È stata annunciata pochi giorni una rivoluzione nelle ferrovie nel Sud. Il Ministro Giovannini porterà alle commissioni delle Camere il nuovo progetto di RFI sull’Alta velocità Salerno-Reggio Calabria: “quella vera” è stata definita su Sole 24Ore. Abbiamo immaginato in un primo momento, la cancellazione dai nuovi programmi governativi dell’Alta velocità di rete, con limite a 200 km/h, già inserita nel Piano di Rilancio nel 2020 e nel PNRR approvato dal Parlamento il 12 gennaio scorso.
A chi si è speso per una rete ferroviaria al Sud dell’asse Napoli-Bari almeno uguale a quella del Centro-Nord, con velocità fino a 350 km/h (su cui esclusivamente i governi italiani e RFI hanno finora investito oltre 100 miliardi di euro contro zero euro a Sud di Napoli), per un attimo è sembrato il raggiungimento di un traguardo dovuto. Finalmente sarebbe rimossa una condizione ineliminabile per l’integrazione delle regioni meridionali – con le loro risorse economiche, culturali e umane territoriali non solo non valorizzate, ma persino dissipate respingendo altrove i più qualificati ragazzi e ragazze – nel grande network europeo dei grandi corridoi intermodali e logistici nati per raggiungere a Sud un Mediterraneo quanto mai strategico.
Ci chiedevamo del resto perché non fosse stato ancora fatto. Quali ragioni, finanziarie, tecniche, culturali potessero giustificare la netta separazione dell’Italia in due diversi territori della cittadinanza, se non politiche nazionali oggettivamente anti meridionali e politiche regionali e locali incapaci di pretendere? Perché questa diversa “cittadinanza” su un servizio e un diritto come la mobilità non solo essenziale all’economia, ma anche scommessa e prova decisiva della cultura individuale e collettiva degli spazi pubblici, della legalità, della trasparenza ed efficienza delle pubbliche amministrazioni, della dotazione di competenze professionali e imprenditoriali?

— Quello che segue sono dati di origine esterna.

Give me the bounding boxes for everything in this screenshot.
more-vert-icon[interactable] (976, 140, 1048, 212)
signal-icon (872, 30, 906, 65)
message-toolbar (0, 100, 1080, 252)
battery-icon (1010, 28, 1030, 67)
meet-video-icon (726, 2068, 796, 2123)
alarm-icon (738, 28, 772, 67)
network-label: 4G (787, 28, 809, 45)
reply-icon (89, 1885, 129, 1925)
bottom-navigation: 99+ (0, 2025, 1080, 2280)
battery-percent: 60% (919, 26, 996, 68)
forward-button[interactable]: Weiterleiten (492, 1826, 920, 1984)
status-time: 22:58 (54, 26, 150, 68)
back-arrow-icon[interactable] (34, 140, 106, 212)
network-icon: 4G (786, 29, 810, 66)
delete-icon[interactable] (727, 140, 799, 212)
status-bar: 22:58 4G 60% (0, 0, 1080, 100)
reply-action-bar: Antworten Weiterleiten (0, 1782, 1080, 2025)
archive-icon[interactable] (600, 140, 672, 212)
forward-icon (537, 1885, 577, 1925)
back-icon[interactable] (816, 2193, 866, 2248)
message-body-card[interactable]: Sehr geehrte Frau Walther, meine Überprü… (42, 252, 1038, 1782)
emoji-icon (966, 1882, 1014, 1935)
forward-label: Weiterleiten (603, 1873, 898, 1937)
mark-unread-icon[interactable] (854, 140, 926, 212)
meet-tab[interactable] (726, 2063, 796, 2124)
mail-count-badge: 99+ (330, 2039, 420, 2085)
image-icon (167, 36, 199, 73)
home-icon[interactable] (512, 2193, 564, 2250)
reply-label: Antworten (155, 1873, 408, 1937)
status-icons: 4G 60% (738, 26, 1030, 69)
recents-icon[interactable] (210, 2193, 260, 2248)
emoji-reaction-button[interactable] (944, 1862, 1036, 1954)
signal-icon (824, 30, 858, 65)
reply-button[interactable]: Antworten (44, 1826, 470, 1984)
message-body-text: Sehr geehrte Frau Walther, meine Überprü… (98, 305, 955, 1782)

Invece No! Con sorpresa scopriamo che il Progetto RFI sceglie il paradosso di abbandonare il facile, piano e lineare percorso tirrenico che separa Salerno dallo Stretto, indirizzandolo verso la Calabria interna, con una deviazione da Praia a Tarsia per poi passare per Cosenza e rientrare a Lamezia sulla costa tirrenica, con 180 km di gallerie su poco più di 400 km di linea.
Eppure ben diverse e chiare proposte sono venute dai migliori tecnici e dalle istituzioni davvero interessate al rispetto delle priorità di sviluppo economico, occupazione giovanile e riconversione green nel Sud, priorità per cui l’Unione ha dato più soldi all’Italia che ad altri paesi (Svimez, Anci, gli ordinari di ingegneria dei trasporti e costruzioni di tutte le università della Sicilia e della Calabria, Fondazione PER, Gruppo 20 dell’Università Roma2, e molti gruppi di studiosi).
Con circa la metà della spesa indicata in 20 miliardi nel progetto Rfi, si può arrivare da Roma allo Stretto in tre ore e, col collegamento stabile (ponte o tunnel), a Catania in 4 ore e a Palermo in 5. Non farlo significa ora chiaramente volere frenare il Sud remando contro. Come quando negli anni Sessanta si decise di costruire l’autostrada Salerno-Reggio Calabria in maniera diversa dal resto delle autostrade italiane, dividendo di fatto l’Italia in due sistemi di trasporto e mobilità.
Il Ministero dei lavori pubblici e l’Anas scelsero allora anziché il più breve percorso tirrenico, quello interno e montano che passasse per Cosenza e lambisse la Basilicata. Allora, i cosiddetti meridionalisti del momento, nazionali e locali, fecero persino appello al passato più remoto. Quel percorso era stato tracciato da Annibale, per la sua esperienza di “costruttore di ferrovie e stratega di strade” (sic!), per raggiungere dalla costa calabrese la Piana di Sibari! Dopo l’autostrada di Annibale (con le conseguenze che abbiamo conosciuto), avremo ora l’Alta velocità ferroviaria di Annibale?